Hudlin has already made it easier for McDuffie and Priest as far as their standing with many in the
larger comic book-buying demographic are concerned. But it isn't because he's like Martin Luther King, Jr. - in my always humble opinion of course. The reason Hudlin may have made things easier for writers like Priest - albeit temporarily - is because he is more like Malcolm X than he is like Dr. King. Hudlin is more like W.E.B. DuBois than he would have been to Booker T. Washington and then later, Hudlin would have been more like Marcus Garvey than he would have been to W.E.B. DuBois.
Booker T. Washington was a great man who did many great things for our people. It was also Booker T. Washington who uttered these words in his 1895 Atlanta Exposition Address.

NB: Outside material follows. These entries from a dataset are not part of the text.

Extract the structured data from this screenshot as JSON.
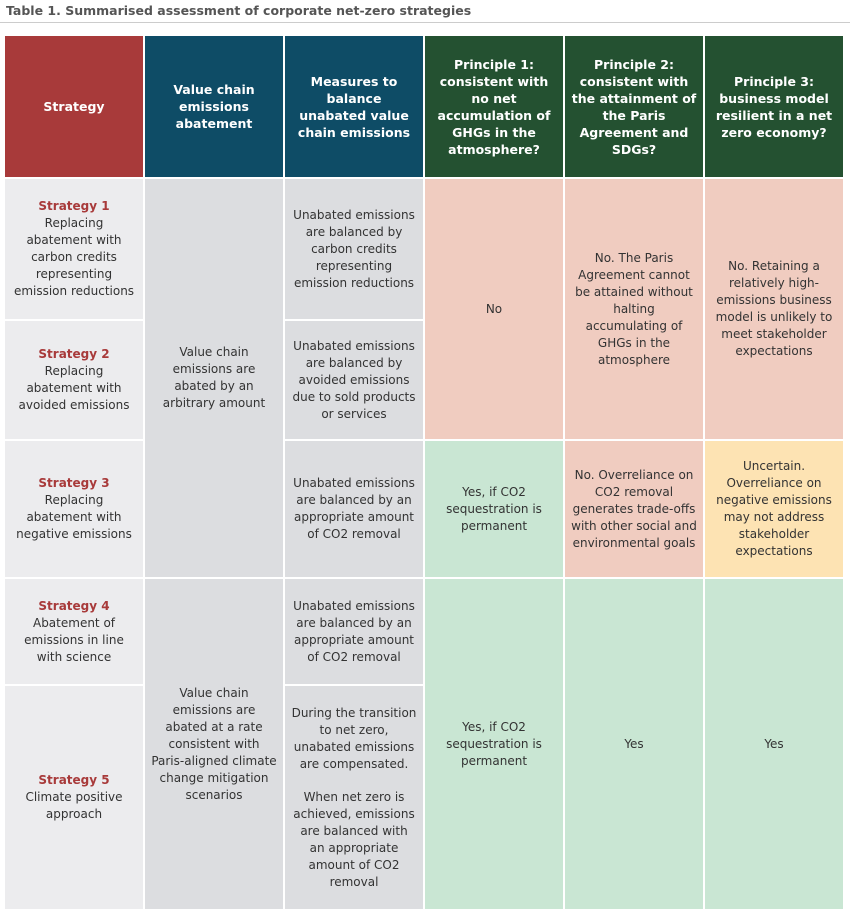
{
  "title": "Table 1. Summarised assessment of corporate net-zero strategies",
  "table": {
    "headers": [
      "Strategy",
      "Value chain emissions abatement",
      "Measures to balance unabated value chain emissions",
      "Principle 1: consistent with no net accumulation of GHGs in the atmosphere?",
      "Principle 2: consistent with the attainment of the Paris Agreement and SDGs?",
      "Principle 3: business model resilient in a net zero economy?"
    ],
    "strategies": [
      {
        "name": "Strategy 1",
        "description": "Replacing abatement with carbon credits representing emission reductions"
      },
      {
        "name": "Strategy 2",
        "description": "Replacing abatement with avoided emissions"
      },
      {
        "name": "Strategy 3",
        "description": "Replacing abatement with negative emissions"
      },
      {
        "name": "Strategy 4",
        "description": "Abatement of emissions in line with science"
      },
      {
        "name": "Strategy 5",
        "description": "Climate positive approach"
      }
    ],
    "value_chain_abatement": [
      "Value chain emissions are abated by an arbitrary amount",
      "Value chain emissions are abated at a rate consistent with Paris-aligned climate change mitigation scenarios"
    ],
    "measures": [
      [
        "Unabated emissions are balanced by carbon credits representing emission reductions"
      ],
      [
        "Unabated emissions are balanced by avoided emissions due to sold products or services"
      ],
      [
        "Unabated emissions are balanced by an appropriate amount of CO2 removal"
      ],
      [
        "Unabated emissions are balanced by an appropriate amount of CO2 removal"
      ],
      [
        "During the transition to net zero, unabated emissions are compensated.",
        "When net zero is achieved, emissions are balanced with an appropriate amount of CO2 removal"
      ]
    ],
    "principle_1": [
      "No",
      "Yes, if CO2 sequestration is permanent",
      "Yes, if CO2 sequestration is permanent"
    ],
    "principle_2": [
      "No. The Paris Agreement cannot be attained without halting accumulating of GHGs in the atmosphere",
      "No. Overreliance on CO2 removal generates trade-offs with other social and environmental goals",
      "Yes"
    ],
    "principle_3": [
      "No. Retaining a relatively high-emissions business model is unlikely to meet stakeholder expectations",
      "Uncertain. Overreliance on negative emissions may not address stakeholder expectations",
      "Yes"
    ]
  }
}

He was expressing the opinion that racist whites should look more kindly upon the millions of black American descendants of slaves before casting them aside in favor of newly-arriving immigrants to this country:
"As we have proved our loyalty to you in the past, in nursing your children, watching by the sickbed of your mothers and fathers, and often following them with tear-dimmed eyes to their graves, so in the future, in our humble way, we shall stand by you with a devotion that no foreigner can approach, ready to lay down our lives, if need be, in defence of yours, interlacing our industrial, commercial, civil and religious life with yours in a way that shall make the interests of both races one."There probably are many white people both within and without the
larger comic book-buying demographic who would gladly take full advantage of Booker T. Washington's offer and abuse it and black people in return. This could explain why so many in that "demographic" cannot stomach Luke Cage unless he is teamed with Iron Fist..."devoted to" Iron Fist..."ready to lay down his life, if need be" for Iron Fist. Subservient to Iron Fist -
who in my always humble opinion should have never been white Danny Rand in the first place, but should have been Shang Chi, The Master Of Kung Fu, from the start.
Hudlin's Panther does not reflect the type of values Booker T. Washington spoke of. Hudlin's T'Chaka didn't fight Captain America to a "draw". Hudlin's T'Chaka soundly defeated Captain America and left their battleground with the beaten and unconcious Captain slung over his shoulder like a sack of flour. In their minds, Hudlin doesn't know his place and because of this failing on his part, Hudlin now writes a Panther who no longer knows his place.
Priest wrote a Panther who was surrounded by white people. Priest's Panther even made a white man regent of "racist" Wakanda.
Looking at it this way, it should come as a surprise to none of us that Priest is the black author of preference where the
larger comic book-buying demographic is concerned.